I ran a hand through my hair, resisting the urge to snap back. This wasn’t going anywhere productive.
“Elysa, I understand you’re upset, but you’re overthinking this. Patrizia won’t use Italian around you tonight. I’ve already made sure of that.”
Her laugh was sharp, edged with bitterness. "Oh, great. So now, instead of insulting me in a language I supposedly don’t understand, she’ll just do it in English. Problem solved."
I took a deep breath. “Patrizia’s professionalism is one of the reasons why she’s so successful. She wouldn’t jeopardize that. You’re letting your emotions cloud your judgment.”
Her lips parted slightly as if she couldn’t believe what she was hearing. “You think I’m making this up because I’m emotional?”
I didn’t answer right away, and that pause was apparently all she needed. She turned away from me, pacing to the window, one hand on her hip, the other gesturing as she whispered, so I had to focus to hear her. “You never have my back.”
I frowned, impatience creeping into my tone despite my attempts to stay composed. “I’m just saying there’s another perspective here?—”
“I hear you.” She turned to face me, her smile tight,forced. “But this is the last event I attend with you. Just get your lawyers to move faster so I don’t have to deal with this crap anymore—and so you don’t have to suffer through my apparent lack of regard for other perspectives.”
“As always, you’re being dramatic. I’m trying to be fair, to consider all sides?—”
Her expression froze, and for a moment, I thought she might throw something at me. But instead, she merely shrugged. “It’s fine, Dante.”
Then she turned and walked into the bedroom, her posture stiff and her movements controlled. A moment later, I heard her speaking with Patrizia, her tone smooth and polite—none of the frustration from before slipping through.
Good.
Patrizia worked with the most influential people in Rome, and Elysa needed to learn not to let her insecurities get in the way. She was the one who always made things more complicated than they needed to be.
I was convinced that Patrizia wasn’t the problem here. Elysa was.
SEVEN
Elysa
Isat stiffly in the back of the sedan, staring out of the tinted window as Rome blurred past, my hands clenched in my lap to keep them from trembling.
I could still feel the phantom pinch of Patrizia’s cold fingers at my waist, the faint scent of her perfume clinging to the fabric of the dark blue dress she insisted Dante had chosen for me.
“You look very nice,cara…Elysa,” Dante said politely. “Patrizia as always outdid herself.”
Classic left-handed compliment, right on cue.
“Grazie,” I replied just as politely, not having the energy to tell him to shut the hell up, so I didn’t feel like jumping out of a moving car.
Dante didn’t even look up from his phone as he asked, “She didn’t say anything mean, now, did she?”
The way he said it was beyond condescending—downright insulting.
It wasn’t a question; it was a dismissal. Like I was some hysterical, immature woman who overreacted to everything. Like the problem wasn’t Patrizia—it was me.
“She made that hideous sound,” I murmured, the words tumbling out before I could stop them. I was speaking more to myself than to Dante.
“What sound?” he asked distractedly, his tone far too casual as if we were discussing the weather.
I swallowed hard, staring down at my lap, feeling intensely vulnerable. “When she zipped me up.
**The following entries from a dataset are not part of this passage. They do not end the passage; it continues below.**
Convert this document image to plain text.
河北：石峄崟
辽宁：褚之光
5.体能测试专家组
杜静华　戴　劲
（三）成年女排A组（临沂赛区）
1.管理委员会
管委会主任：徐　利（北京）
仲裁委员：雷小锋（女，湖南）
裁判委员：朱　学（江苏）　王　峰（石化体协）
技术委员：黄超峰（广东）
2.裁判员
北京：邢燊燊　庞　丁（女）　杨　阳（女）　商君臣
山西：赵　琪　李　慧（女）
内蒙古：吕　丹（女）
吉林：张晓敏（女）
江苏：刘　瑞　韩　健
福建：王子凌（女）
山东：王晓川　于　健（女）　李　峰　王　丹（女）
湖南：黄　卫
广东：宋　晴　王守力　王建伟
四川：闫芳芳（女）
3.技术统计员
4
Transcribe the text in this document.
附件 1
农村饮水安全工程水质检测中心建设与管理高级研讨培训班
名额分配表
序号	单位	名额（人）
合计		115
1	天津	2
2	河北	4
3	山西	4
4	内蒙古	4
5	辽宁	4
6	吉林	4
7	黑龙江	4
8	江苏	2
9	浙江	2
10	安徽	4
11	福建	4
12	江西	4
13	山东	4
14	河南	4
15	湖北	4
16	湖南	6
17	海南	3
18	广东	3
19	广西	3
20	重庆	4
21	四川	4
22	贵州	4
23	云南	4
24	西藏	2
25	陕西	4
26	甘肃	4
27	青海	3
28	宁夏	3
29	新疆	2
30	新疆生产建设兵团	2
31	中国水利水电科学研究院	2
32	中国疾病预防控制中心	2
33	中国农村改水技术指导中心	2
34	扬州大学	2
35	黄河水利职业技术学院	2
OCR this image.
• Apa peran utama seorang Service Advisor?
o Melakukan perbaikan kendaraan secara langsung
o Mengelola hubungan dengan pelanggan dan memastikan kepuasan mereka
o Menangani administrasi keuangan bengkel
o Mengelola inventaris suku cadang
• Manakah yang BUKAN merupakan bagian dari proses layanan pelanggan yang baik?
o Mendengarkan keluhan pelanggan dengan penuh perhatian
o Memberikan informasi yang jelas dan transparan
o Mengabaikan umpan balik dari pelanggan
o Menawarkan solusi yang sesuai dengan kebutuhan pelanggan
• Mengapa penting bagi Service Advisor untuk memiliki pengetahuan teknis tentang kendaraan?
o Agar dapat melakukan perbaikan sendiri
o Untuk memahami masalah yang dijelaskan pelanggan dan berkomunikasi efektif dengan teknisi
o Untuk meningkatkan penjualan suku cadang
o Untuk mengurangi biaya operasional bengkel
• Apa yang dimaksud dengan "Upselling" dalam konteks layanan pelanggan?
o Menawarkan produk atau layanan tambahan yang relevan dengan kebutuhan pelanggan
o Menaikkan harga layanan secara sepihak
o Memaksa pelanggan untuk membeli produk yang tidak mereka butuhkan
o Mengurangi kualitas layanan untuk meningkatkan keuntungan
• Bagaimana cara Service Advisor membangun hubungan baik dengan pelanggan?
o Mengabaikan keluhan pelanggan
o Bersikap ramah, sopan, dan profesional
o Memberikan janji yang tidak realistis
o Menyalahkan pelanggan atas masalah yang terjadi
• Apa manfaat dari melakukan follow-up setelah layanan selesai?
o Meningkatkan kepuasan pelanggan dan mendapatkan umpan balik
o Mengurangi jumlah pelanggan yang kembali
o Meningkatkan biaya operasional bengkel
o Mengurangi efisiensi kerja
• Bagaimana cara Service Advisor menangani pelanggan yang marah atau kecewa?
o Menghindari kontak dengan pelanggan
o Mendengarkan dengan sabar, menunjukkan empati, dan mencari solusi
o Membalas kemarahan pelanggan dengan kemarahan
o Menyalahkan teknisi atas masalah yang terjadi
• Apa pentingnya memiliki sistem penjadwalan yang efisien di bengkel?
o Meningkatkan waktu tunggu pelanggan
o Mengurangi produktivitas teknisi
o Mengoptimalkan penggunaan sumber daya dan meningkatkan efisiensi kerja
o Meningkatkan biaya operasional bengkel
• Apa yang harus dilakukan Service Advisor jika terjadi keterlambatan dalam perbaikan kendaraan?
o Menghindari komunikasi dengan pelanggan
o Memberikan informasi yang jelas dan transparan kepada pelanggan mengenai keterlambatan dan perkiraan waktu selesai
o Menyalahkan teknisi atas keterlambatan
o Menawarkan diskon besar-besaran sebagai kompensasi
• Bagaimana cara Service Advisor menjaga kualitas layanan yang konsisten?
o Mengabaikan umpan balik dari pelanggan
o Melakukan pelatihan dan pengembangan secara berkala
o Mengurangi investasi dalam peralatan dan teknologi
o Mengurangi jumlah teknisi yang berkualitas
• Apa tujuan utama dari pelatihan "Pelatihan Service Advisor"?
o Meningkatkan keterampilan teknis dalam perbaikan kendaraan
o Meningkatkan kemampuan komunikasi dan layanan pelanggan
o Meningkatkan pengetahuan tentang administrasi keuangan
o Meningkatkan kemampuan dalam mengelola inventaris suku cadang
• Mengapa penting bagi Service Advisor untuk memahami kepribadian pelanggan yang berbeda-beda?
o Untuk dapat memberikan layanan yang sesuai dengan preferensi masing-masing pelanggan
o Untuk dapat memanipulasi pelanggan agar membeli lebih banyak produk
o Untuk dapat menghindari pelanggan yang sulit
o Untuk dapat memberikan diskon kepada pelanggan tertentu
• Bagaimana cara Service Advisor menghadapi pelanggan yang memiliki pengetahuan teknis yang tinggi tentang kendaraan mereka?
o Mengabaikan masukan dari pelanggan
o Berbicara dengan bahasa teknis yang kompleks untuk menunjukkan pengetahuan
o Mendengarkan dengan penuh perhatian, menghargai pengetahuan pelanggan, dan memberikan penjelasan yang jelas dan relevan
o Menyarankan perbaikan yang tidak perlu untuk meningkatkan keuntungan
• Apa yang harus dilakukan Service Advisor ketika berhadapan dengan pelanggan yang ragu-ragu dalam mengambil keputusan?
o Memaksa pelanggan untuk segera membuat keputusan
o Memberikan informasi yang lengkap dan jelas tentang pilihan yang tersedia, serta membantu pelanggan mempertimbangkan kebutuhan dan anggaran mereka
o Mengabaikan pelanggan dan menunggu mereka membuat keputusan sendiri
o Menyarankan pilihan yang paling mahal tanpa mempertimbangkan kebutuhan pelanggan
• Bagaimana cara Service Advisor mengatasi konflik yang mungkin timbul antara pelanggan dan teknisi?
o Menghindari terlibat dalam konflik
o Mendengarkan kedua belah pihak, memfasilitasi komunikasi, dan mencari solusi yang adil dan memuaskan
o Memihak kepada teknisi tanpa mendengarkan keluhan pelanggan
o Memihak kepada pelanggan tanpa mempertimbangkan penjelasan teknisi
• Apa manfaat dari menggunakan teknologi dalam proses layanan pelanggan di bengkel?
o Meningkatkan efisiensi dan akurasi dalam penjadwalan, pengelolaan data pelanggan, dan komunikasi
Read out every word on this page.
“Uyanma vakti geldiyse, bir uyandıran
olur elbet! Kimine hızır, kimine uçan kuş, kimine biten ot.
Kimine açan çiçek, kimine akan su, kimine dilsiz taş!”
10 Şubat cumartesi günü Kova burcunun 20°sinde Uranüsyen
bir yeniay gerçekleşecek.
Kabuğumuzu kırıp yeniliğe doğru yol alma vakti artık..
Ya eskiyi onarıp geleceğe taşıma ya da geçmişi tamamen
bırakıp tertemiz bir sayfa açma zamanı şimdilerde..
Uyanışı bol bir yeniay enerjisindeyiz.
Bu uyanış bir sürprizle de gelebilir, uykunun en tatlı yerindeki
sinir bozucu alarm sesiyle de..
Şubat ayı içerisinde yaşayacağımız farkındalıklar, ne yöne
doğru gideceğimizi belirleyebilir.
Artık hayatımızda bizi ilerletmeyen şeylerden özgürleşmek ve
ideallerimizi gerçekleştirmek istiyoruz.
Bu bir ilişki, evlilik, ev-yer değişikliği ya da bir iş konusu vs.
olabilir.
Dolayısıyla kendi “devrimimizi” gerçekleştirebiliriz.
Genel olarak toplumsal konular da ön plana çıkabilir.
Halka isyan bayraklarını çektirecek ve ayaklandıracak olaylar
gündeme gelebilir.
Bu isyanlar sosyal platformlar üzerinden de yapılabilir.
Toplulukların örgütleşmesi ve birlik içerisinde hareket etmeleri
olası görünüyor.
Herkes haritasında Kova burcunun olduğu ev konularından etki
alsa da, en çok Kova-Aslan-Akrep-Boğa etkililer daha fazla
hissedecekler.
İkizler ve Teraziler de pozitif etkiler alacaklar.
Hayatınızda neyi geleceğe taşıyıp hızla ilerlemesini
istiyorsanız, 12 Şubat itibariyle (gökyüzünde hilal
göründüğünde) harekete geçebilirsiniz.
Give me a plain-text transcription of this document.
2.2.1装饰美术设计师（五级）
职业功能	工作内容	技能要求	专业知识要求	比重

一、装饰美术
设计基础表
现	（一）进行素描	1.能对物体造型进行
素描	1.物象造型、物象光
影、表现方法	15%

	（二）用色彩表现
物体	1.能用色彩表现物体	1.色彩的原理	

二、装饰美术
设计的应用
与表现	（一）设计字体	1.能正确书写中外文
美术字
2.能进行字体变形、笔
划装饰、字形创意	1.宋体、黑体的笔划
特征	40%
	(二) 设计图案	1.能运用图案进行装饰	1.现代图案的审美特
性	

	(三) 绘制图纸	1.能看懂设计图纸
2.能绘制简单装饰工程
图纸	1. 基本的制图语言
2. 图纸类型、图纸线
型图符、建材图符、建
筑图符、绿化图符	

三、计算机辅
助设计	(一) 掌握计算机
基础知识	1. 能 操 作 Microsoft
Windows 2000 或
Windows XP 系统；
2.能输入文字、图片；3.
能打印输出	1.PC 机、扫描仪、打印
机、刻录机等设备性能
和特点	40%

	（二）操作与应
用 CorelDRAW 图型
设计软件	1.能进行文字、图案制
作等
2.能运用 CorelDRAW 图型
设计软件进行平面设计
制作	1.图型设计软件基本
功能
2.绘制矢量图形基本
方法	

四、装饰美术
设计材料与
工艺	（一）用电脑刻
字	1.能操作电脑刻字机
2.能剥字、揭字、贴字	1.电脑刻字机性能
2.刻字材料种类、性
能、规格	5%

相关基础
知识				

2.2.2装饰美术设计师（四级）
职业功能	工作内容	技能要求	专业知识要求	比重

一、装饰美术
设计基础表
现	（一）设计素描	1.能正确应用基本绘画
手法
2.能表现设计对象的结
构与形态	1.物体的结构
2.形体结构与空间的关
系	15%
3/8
She looked at me in the mirror, tugged the fabric, and made a noise. A grunt. Like….” I trailed off, shaking my head.
Finally, Dante glanced up. “Like what, Elysa?”
“Like disgust.” I felt my throat tighten. “Like I’m a fat cow, just like she said before. Only this time, she didn’t have to say the words. She made sure I felt them.”
Dante sighed, setting his phone down on the seat next to him. He looked at me, his brow furrowed in mild exasperation, the way someone might look at a child who refused to let go of a pointless tantrum.